Abstract: This talk engages in a preliminary reflection on W.E.B. Du Bois’s thoughts about religion. I want to think of him as a figure that represents a third way between William James’s and John Dewey’s view of religion – as someone who enables us to take up the call for a religious ideal and who keeps track of the need for consolation without appealing to metaphysical foundations that provide comfort. In his essay, “Of the Passing of the First Born,” the contours of that new religious ideal are given shape not in the context of grappling with “religious disease” but with confronting his dead son in the coffin. The idea then of Du Bois’s religious naturalism as a kind of third way—what I call an uncommon faith—grows out of his insistence on beginning here, with death, to articulate a practical faith in ideal ends.
Bio: Eddie S. Glaude Jr. is an author who speaks to the black and blue in America. His most well-known books, Democracy in Black: How Race Still Enslaves the American Soul, and In a Shade of Blue: Pragmatism and the Politics of Black America, take a wide look at black communities and reveal complexities, vulnerabilities, and opportunities for hope. Hope that is, in one of his favorite quotes from W.E.B Du Bois, “not hopeless, but a bit unhopeful.” Other muses include James Baldwin, Malcolm X, and Bobby “Blue” Bland. In addition to his readings of early American philosophers and contemporary political scientists, Glaude turns to African American literature in his writing and teaching for insight into African American political life, religious thought, gender and class.
Glaude is the William S. Tod Professor of Religion and African American Studies at Princeton University. He is chair of the Department of African American Studies, a program he first became involved with shaping as a doctoral candidate in Religion at Princeton. He is the current president of the American Academy of Religion. His books on religion and philosophy include African American Religion: A Very Short Introduction and Exodus! Religion, Race and Nation in Early 19th Century Black America, which was awarded the Modern Language Association’s William Sanders Scarborough Book Prize. Glaude is also the author of two edited volumes, and many influential articles about religion for academic journals. He has also written for the likes of The New York Times and The Huffington Post.
Known to be a convener of conversations and debates, Glaude takes care to engage fellow citizens of all ages and backgrounds – from young activists, to fellow academics, journalists and commentators, and followers on Twitter in dialogue about the course of the nation. His scholarship and his sense of himself as a public intellectual are driven by a commitment to think carefully with others in public. Accordingly, his writing and ideas are cited and shared widely.

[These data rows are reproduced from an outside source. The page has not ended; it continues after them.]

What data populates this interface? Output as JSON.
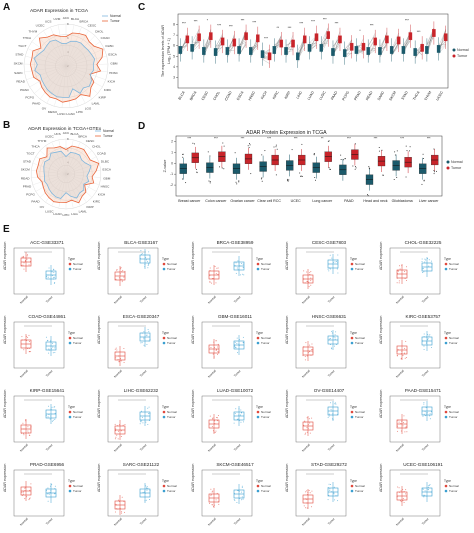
{
  "panels": {
    "a": {
      "label": "A",
      "title": "ADAR Expression in TCGA",
      "legend": [
        "Normal",
        "Tumor"
      ],
      "categories": [
        "ACC",
        "BLCA",
        "BRCA",
        "CESC",
        "CHOL",
        "COAD",
        "DLBC",
        "ESCA",
        "GBM",
        "HNSC",
        "KICH",
        "KIRC",
        "KIRP",
        "LAML",
        "LGG",
        "LIHC",
        "LUAD",
        "LUSC",
        "MESO",
        "OV",
        "PAAD",
        "PCPG",
        "PRAD",
        "READ",
        "SARC",
        "SKCM",
        "STAD",
        "TGCT",
        "THCA",
        "THYM",
        "UCEC",
        "UCS",
        "UVM"
      ],
      "normal": [
        5.2,
        5.6,
        5.8,
        5.9,
        5.8,
        5.9,
        6.0,
        6.2,
        5.9,
        6.0,
        5.7,
        6.2,
        6.4,
        6.0,
        6.4,
        5.4,
        6.5,
        6.5,
        6.6,
        6.4,
        6.3,
        6.1,
        6.0,
        5.9,
        6.5,
        6.1,
        6.7,
        6.2,
        5.9,
        6.0,
        6.2,
        6.0,
        5.3
      ],
      "tumor": [
        6.2,
        6.8,
        7.0,
        7.2,
        6.8,
        6.9,
        7.8,
        7.3,
        6.4,
        7.0,
        5.6,
        6.6,
        6.7,
        7.5,
        6.6,
        6.9,
        7.0,
        7.2,
        6.9,
        7.0,
        6.8,
        6.6,
        6.3,
        6.9,
        6.9,
        7.1,
        7.0,
        7.2,
        6.4,
        7.5,
        6.9,
        6.8,
        6.3
      ]
    },
    "b": {
      "label": "B",
      "title": "ADAR Expression in TCGA+GTEx",
      "legend": [
        "Normal",
        "Tumor"
      ],
      "categories": [
        "ACC",
        "BLCA",
        "BRCA",
        "CESC",
        "CHOL",
        "COAD",
        "DLBC",
        "ESCA",
        "GBM",
        "HNSC",
        "KICH",
        "KIRC",
        "KIRP",
        "LAML",
        "LGG",
        "LIHC",
        "LUAD",
        "LUSC",
        "OV",
        "PAAD",
        "PCPG",
        "PRAD",
        "READ",
        "SKCM",
        "STAD",
        "TGCT",
        "THCA",
        "THYM",
        "UCEC",
        "UCS"
      ],
      "normal": [
        5.0,
        5.8,
        5.9,
        6.0,
        5.6,
        5.8,
        6.5,
        6.0,
        5.6,
        6.1,
        5.5,
        6.1,
        6.0,
        6.5,
        5.9,
        5.2,
        6.3,
        6.3,
        6.1,
        5.9,
        5.7,
        5.9,
        5.7,
        5.8,
        6.0,
        6.2,
        5.8,
        6.4,
        6.1,
        6.0
      ],
      "tumor": [
        6.2,
        6.9,
        7.0,
        7.2,
        6.9,
        6.8,
        7.9,
        7.2,
        6.5,
        7.0,
        5.7,
        6.6,
        6.7,
        7.4,
        6.6,
        6.9,
        7.0,
        7.2,
        7.0,
        6.8,
        6.5,
        6.3,
        6.9,
        7.1,
        7.0,
        7.2,
        6.4,
        7.5,
        6.9,
        6.8
      ]
    },
    "c": {
      "label": "C",
      "ylabel": "The expression levels of ADAR\nLog₂ (TPM + 1)",
      "legend": [
        "Normal",
        "Tumor"
      ],
      "categories": [
        "BLCA",
        "BRCA",
        "CESC",
        "CHOL",
        "COAD",
        "ESCA",
        "HNSC",
        "KICH",
        "KIRC",
        "KIRP",
        "LIHC",
        "LUAD",
        "LUSC",
        "PAAD",
        "PCPG",
        "PRAD",
        "READ",
        "SARC",
        "SKCM",
        "STAD",
        "THCA",
        "THYM",
        "UCEC"
      ],
      "normal": [
        5.6,
        5.8,
        5.5,
        5.4,
        5.5,
        5.6,
        5.5,
        5.2,
        5.6,
        5.5,
        5.0,
        5.8,
        5.8,
        5.4,
        5.3,
        5.6,
        5.5,
        5.5,
        5.6,
        5.6,
        5.4,
        5.6,
        5.7
      ],
      "tumor": [
        6.6,
        6.8,
        6.9,
        6.4,
        6.3,
        6.9,
        6.7,
        5.0,
        6.2,
        6.2,
        6.6,
        6.8,
        7.0,
        6.6,
        5.9,
        5.9,
        6.4,
        6.6,
        6.5,
        6.9,
        5.8,
        7.2,
        6.8
      ],
      "sig": [
        "***",
        "***",
        "*",
        "***",
        "***",
        "***",
        "***",
        "***",
        "**",
        "***",
        "***",
        "***",
        "***",
        "***",
        "",
        "*",
        "***",
        "",
        "",
        "***",
        "***",
        "",
        ""
      ]
    },
    "d": {
      "label": "D",
      "title": "ADAR Protein Expression in TCGA",
      "ylabel": "Z-value",
      "legend": [
        "Normal",
        "Tumor"
      ],
      "categories": [
        "Breast cancer",
        "Colon cancer",
        "Ovarian cancer",
        "Clear cell RCC",
        "UCEC",
        "Lung cancer",
        "PAAD",
        "Head and neck",
        "Glioblastoma",
        "Liver cancer"
      ],
      "normal": [
        -0.5,
        -0.4,
        -0.5,
        -0.3,
        -0.2,
        -0.4,
        -0.6,
        -1.5,
        -0.2,
        -0.5
      ],
      "tumor": [
        0.5,
        0.6,
        0.4,
        0.3,
        0.3,
        0.6,
        0.8,
        0.2,
        0.1,
        0.3
      ],
      "sig": [
        "***",
        "***",
        "***",
        "***",
        "***",
        "**",
        "***",
        "***",
        "***",
        "***"
      ]
    },
    "e": {
      "label": "E",
      "ylabel": "ADAR expression",
      "legend_title": "Type",
      "legend": [
        "Normal",
        "Tumor"
      ],
      "xlabels": [
        "Normal",
        "Tumor"
      ],
      "charts": [
        {
          "title": "ACC-GSE33371",
          "normal": 1.0,
          "tumor": -0.3
        },
        {
          "title": "BLCA-GSE3167",
          "normal": -0.4,
          "tumor": 1.3
        },
        {
          "title": "BRCA-GSE38959",
          "normal": -0.3,
          "tumor": 0.6
        },
        {
          "title": "CESC-GSE7803",
          "normal": -0.7,
          "tumor": 0.8
        },
        {
          "title": "CHOL-GSE32225",
          "normal": -0.2,
          "tumor": 0.5
        },
        {
          "title": "COAD-GSE44861",
          "normal": 0.2,
          "tumor": 0.0
        },
        {
          "title": "ESCA-GSE20347",
          "normal": -1.0,
          "tumor": 0.9
        },
        {
          "title": "GBM-GSE16011",
          "normal": -0.3,
          "tumor": 0.1
        },
        {
          "title": "HNSC-GSE6631",
          "normal": -0.5,
          "tumor": 0.6
        },
        {
          "title": "KIRC-GSE53757",
          "normal": -0.4,
          "tumor": 0.5
        },
        {
          "title": "KIRP-GSE15641",
          "normal": -0.9,
          "tumor": 0.6
        },
        {
          "title": "LIHC-GSE62232",
          "normal": -1.0,
          "tumor": 0.4
        },
        {
          "title": "LUAD-GSE10072",
          "normal": -0.4,
          "tumor": 0.4
        },
        {
          "title": "OV-GSE14407",
          "normal": -0.6,
          "tumor": 0.9
        },
        {
          "title": "PAAD-GSE15471",
          "normal": -0.4,
          "tumor": 0.9
        },
        {
          "title": "PRAD-GSE6956",
          "normal": 0.3,
          "tumor": 0.1
        },
        {
          "title": "SARC-GSE21122",
          "normal": -1.1,
          "tumor": 0.1
        },
        {
          "title": "SKCM-GSE46517",
          "normal": -0.4,
          "tumor": 0.0
        },
        {
          "title": "STAD-GSE29272",
          "normal": -0.5,
          "tumor": 0.2
        },
        {
          "title": "UCEC-GSE106191",
          "normal": -0.2,
          "tumor": 0.2
        }
      ]
    }
  },
  "colors": {
    "normal": "#3a9fd0",
    "tumor": "#e0483c",
    "normal_dark": "#1b5a6b",
    "tumor_dark": "#c8242a",
    "radar_normal": "#7fb6dd",
    "radar_tumor": "#e9653a"
  }
}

Currently Glaude is at work on a book about James Baldwin, tentatively titled James Baldwin’s America, 1963-1972. Of Baldwin, Glaude writes, “Baldwin’s writing does not bear witness to the glory of America. It reveals the country’s sins, and the illusion of innocence that blinds us to the reality of others. Baldwin’s vision then requires a confrontation with history (with slavery, Jim Crow segregation, with whiteness) to overcome its hold on us. Not to posit the greatness of America, but to establish the ground upon which to imagine the country anew.” Democracy in Black has been described in similar terms. Bill Moyers says the book “breathes with prophetic fire,” recently writing, “Democracy in Black is rich in history and bold in opinion, and inconvenient truths leap from every page.”

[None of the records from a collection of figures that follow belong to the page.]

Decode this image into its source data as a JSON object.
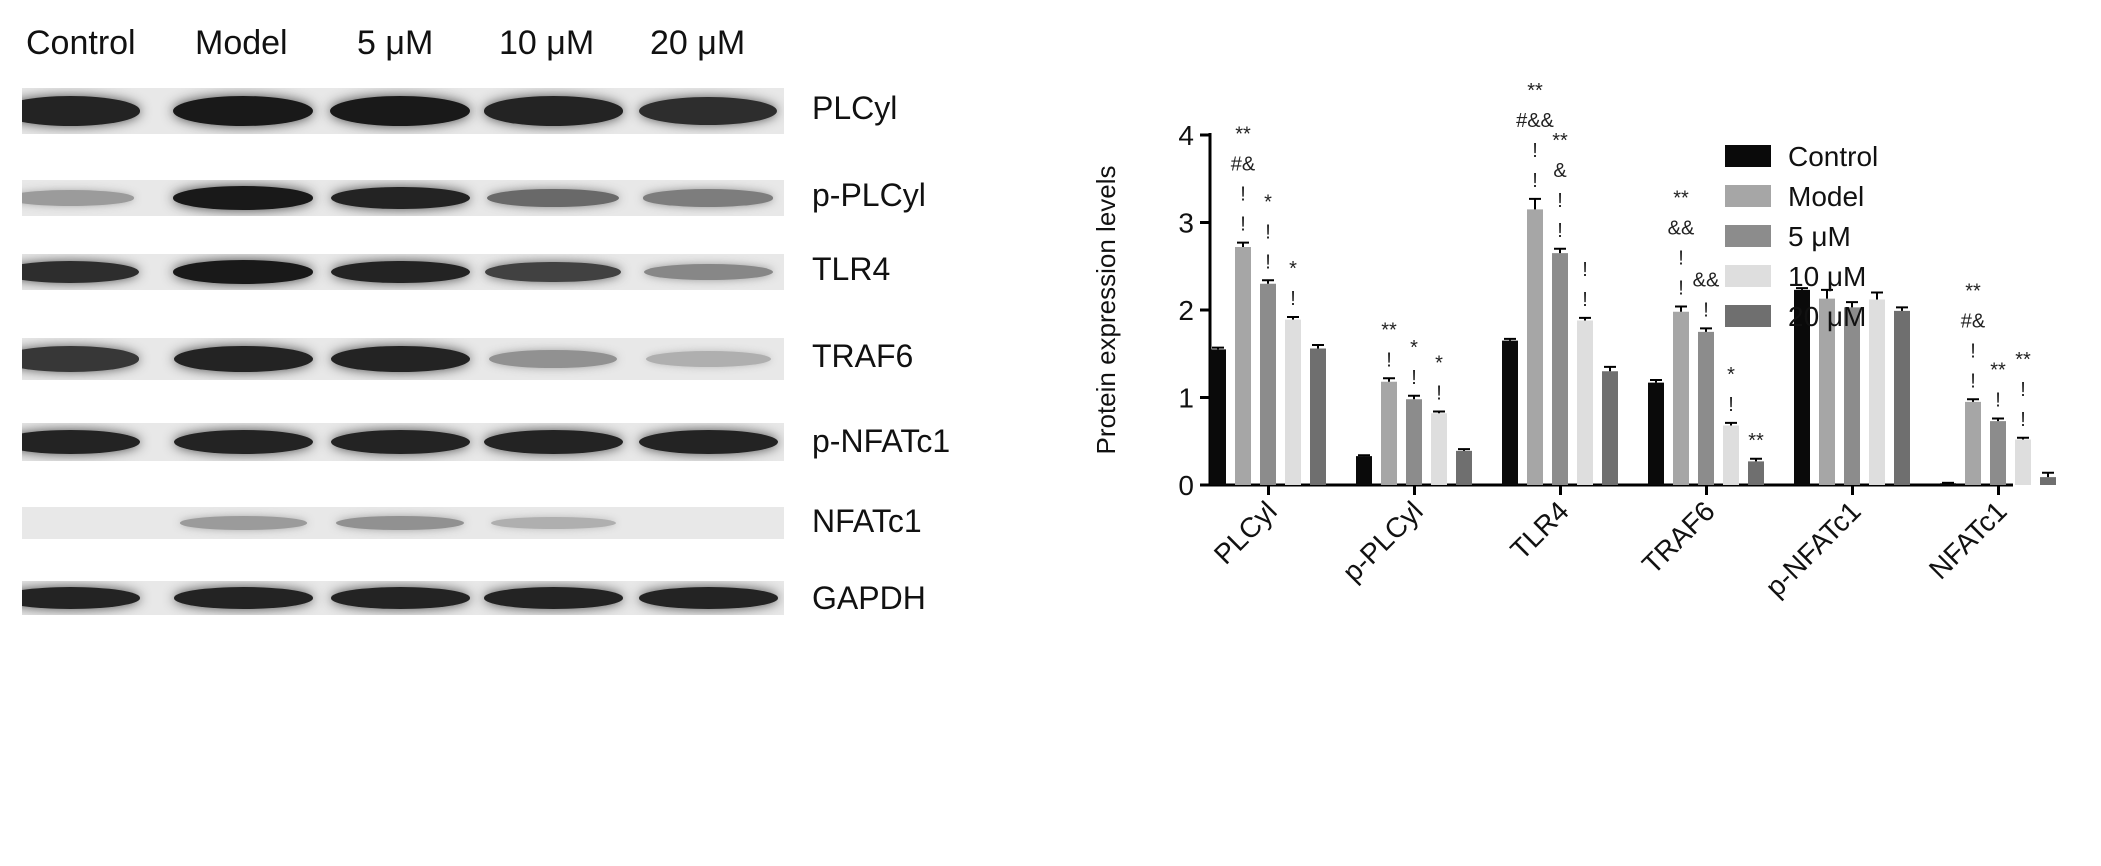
{
  "blot": {
    "lanes": [
      "Control",
      "Model",
      "5 μM",
      "10 μM",
      "20 μM"
    ],
    "proteins": [
      "PLCyl",
      "p-PLCyl",
      "TLR4",
      "TRAF6",
      "p-NFATc1",
      "NFATc1",
      "GAPDH"
    ],
    "band_intensity": [
      [
        0.95,
        1.0,
        1.0,
        0.95,
        0.9
      ],
      [
        0.35,
        1.0,
        0.95,
        0.6,
        0.5
      ],
      [
        0.9,
        1.0,
        0.95,
        0.8,
        0.45
      ],
      [
        0.85,
        0.95,
        0.95,
        0.4,
        0.25
      ],
      [
        0.95,
        0.95,
        0.95,
        0.95,
        0.95
      ],
      [
        0.0,
        0.35,
        0.4,
        0.25,
        0.0
      ],
      [
        0.95,
        0.95,
        0.95,
        0.95,
        0.95
      ]
    ]
  },
  "chart_data": {
    "type": "bar",
    "title": "",
    "xlabel": "",
    "ylabel": "Protein expression levels",
    "ylim": [
      0,
      4
    ],
    "yticks": [
      "0",
      "1",
      "2",
      "3",
      "4"
    ],
    "categories": [
      "PLCyl",
      "p-PLCyl",
      "TLR4",
      "TRAF6",
      "p-NFATc1",
      "NFATc1"
    ],
    "series": [
      {
        "name": "Control",
        "color": "#0a0a0a",
        "values": [
          1.55,
          0.33,
          1.65,
          1.17,
          2.23,
          0.02
        ],
        "errors": [
          0.02,
          0.01,
          0.02,
          0.03,
          0.02,
          0.005
        ]
      },
      {
        "name": "Model",
        "color": "#a6a6a6",
        "values": [
          2.72,
          1.18,
          3.15,
          1.98,
          2.13,
          0.95
        ],
        "errors": [
          0.05,
          0.04,
          0.12,
          0.06,
          0.1,
          0.03
        ]
      },
      {
        "name": "5 μM",
        "color": "#8c8c8c",
        "values": [
          2.3,
          0.98,
          2.65,
          1.75,
          2.03,
          0.73
        ],
        "errors": [
          0.04,
          0.04,
          0.05,
          0.04,
          0.06,
          0.03
        ]
      },
      {
        "name": "10 μM",
        "color": "#dedede",
        "values": [
          1.89,
          0.82,
          1.88,
          0.68,
          2.12,
          0.52
        ],
        "errors": [
          0.03,
          0.02,
          0.03,
          0.03,
          0.08,
          0.02
        ]
      },
      {
        "name": "20 μM",
        "color": "#6f6f6f",
        "values": [
          1.56,
          0.39,
          1.3,
          0.27,
          1.99,
          0.09
        ],
        "errors": [
          0.04,
          0.02,
          0.05,
          0.03,
          0.04,
          0.05
        ]
      }
    ],
    "legend_placement": "right",
    "grid": false,
    "significance": [
      [
        "",
        "** #& ! !",
        "* ! !",
        "* !",
        ""
      ],
      [
        "",
        "** !",
        "* !",
        "* !",
        ""
      ],
      [
        "",
        "** #&& ! !",
        "** & ! !",
        "! !",
        ""
      ],
      [
        "",
        "** && ! !",
        "&& !",
        "* !",
        "**"
      ],
      [
        "",
        "",
        "",
        "",
        ""
      ],
      [
        "",
        "** #& ! !",
        "** !",
        "** ! !",
        ""
      ]
    ]
  }
}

Some like to describe Glaude as the quintessential Morehouse man, having left his home in Moss Point, Mississippi, at age 16 to begin studies at the HBCU. He holds a master’s degree in African American Studies from Temple University, and a Ph.D. in Religion from Princeton University. He began his teaching career at Bowdoin College. He has been a visiting scholar at Amherst College and Harvard. In 2011 he delivered Harvard’s Du Bois lectures. In 2015 he was awarded an honorary doctorate from Colgate University, delivering commencement remarks titled, “Turning Our Backs.” He is a columnist for Time Magazine and regularly provides commentary on radio and television news programs like Democracy Now, Morning Joe, and the 11th Hour. He hosts the podcast AAS21, recorded at Princeton University in Stanhope Hall, the African American Studies department’s home.
Marjorie Hall Thulin (1910-2009), for whom the annual lecture is named, was a 1931 graduate of the University of Illinois. She enjoyed a successful career in advertising and published poetry and children's literature in addition to editing a book on the history of Glencoe, Illinois.
Mrs. Thulin's desire for students to understand how religion grows and functions in a complex society, especially Christianity in American society, led her to endow a fund establishing the Marjorie Hall Thulin Scholar of Religion and Contemporary Culture. Through this endowment, each year an internationally known scholar of religion and contemporary culture is resident on the Champaign-Urbana campus for several days.